No one is arguing that the OP shouldn't be allowed to _hold_ this opinion, privately and in his own head. I do argue that the _act_ of sharing the opinion with a colleague at work is harmful, since by doing that the OP is revealing that he does not respect the identity of his colleagues, and further strongly implies the OP will do whatever is in his power (by way of voting for political candidates, for example) to limit the ability of his colleagues to have rights based on these identities.
I don't think you have to physically attack someone to be actively harmful to them and their existence.

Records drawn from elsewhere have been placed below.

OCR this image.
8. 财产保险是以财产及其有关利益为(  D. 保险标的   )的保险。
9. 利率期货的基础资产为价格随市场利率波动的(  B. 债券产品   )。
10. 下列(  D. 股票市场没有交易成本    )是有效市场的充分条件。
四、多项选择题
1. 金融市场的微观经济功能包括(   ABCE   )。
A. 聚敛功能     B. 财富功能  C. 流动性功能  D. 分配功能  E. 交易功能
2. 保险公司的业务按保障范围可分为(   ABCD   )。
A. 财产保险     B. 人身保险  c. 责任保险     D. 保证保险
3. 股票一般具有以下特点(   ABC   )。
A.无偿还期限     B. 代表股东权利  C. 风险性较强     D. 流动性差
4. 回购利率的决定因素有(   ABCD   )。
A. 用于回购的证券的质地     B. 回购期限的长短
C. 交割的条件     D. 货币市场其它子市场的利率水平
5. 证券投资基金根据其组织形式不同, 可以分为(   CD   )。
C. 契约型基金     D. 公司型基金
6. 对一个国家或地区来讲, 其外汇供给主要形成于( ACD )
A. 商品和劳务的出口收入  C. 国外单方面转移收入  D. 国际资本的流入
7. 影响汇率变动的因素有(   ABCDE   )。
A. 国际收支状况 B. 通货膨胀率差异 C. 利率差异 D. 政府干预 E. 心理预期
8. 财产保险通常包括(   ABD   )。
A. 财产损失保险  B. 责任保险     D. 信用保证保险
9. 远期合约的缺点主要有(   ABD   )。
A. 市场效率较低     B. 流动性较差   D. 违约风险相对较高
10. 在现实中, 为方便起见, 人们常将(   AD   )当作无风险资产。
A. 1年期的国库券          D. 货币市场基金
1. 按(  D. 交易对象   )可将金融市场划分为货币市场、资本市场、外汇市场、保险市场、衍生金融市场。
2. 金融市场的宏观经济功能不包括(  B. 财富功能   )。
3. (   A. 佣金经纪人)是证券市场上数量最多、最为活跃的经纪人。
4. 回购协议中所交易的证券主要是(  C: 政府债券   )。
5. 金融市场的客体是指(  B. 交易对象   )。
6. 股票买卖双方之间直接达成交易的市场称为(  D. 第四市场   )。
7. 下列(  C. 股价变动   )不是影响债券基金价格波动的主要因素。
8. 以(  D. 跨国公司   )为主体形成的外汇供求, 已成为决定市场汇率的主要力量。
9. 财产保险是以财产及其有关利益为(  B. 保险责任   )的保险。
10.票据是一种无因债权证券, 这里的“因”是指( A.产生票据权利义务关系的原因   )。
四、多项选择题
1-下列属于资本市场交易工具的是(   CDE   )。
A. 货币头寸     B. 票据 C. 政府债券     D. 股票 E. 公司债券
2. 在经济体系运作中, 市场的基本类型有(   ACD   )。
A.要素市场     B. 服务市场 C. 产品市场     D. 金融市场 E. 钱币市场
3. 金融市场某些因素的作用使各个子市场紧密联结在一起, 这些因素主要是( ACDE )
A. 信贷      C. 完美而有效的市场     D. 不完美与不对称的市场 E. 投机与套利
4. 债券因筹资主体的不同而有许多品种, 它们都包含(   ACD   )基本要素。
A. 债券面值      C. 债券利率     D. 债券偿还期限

Which views from 'conservative ideology' would get your fired? I am sure you won't be fired for arguing for fiscal conservatism, lower taxes, or for strong national defense. Gun rights might get you some pushback, but I doubt you would be fired for it. I know so many people in the tech industry who are very pro gun-rights.
Anti-abortion views might get you some pushback, but you probably won't be fired unless you are harassing coworkers about their abortions.
It gets a bit tricky when you get into some other traditional conservative views. The problem is that there are positions shared by conservatives and racists, and while you can certainly hold some of the views without being actually racist, it is tricky.
Anti-immigration stances might get you into trouble if you express them in terms that appear racist. If you say you don't want muslim or mexican immigrants, you are going to find yourself in trouble.
If you are against gay rights, you are going to get into trouble. You can say it is unfair, but if your political views involve wanting to deny rights to your coworkers, you are going to have a problem.
Bottom line, there are certain political views that are just wrong. If you are against rights for some of your coworkers or if you have racist beliefs, you can't expect to not have consequences.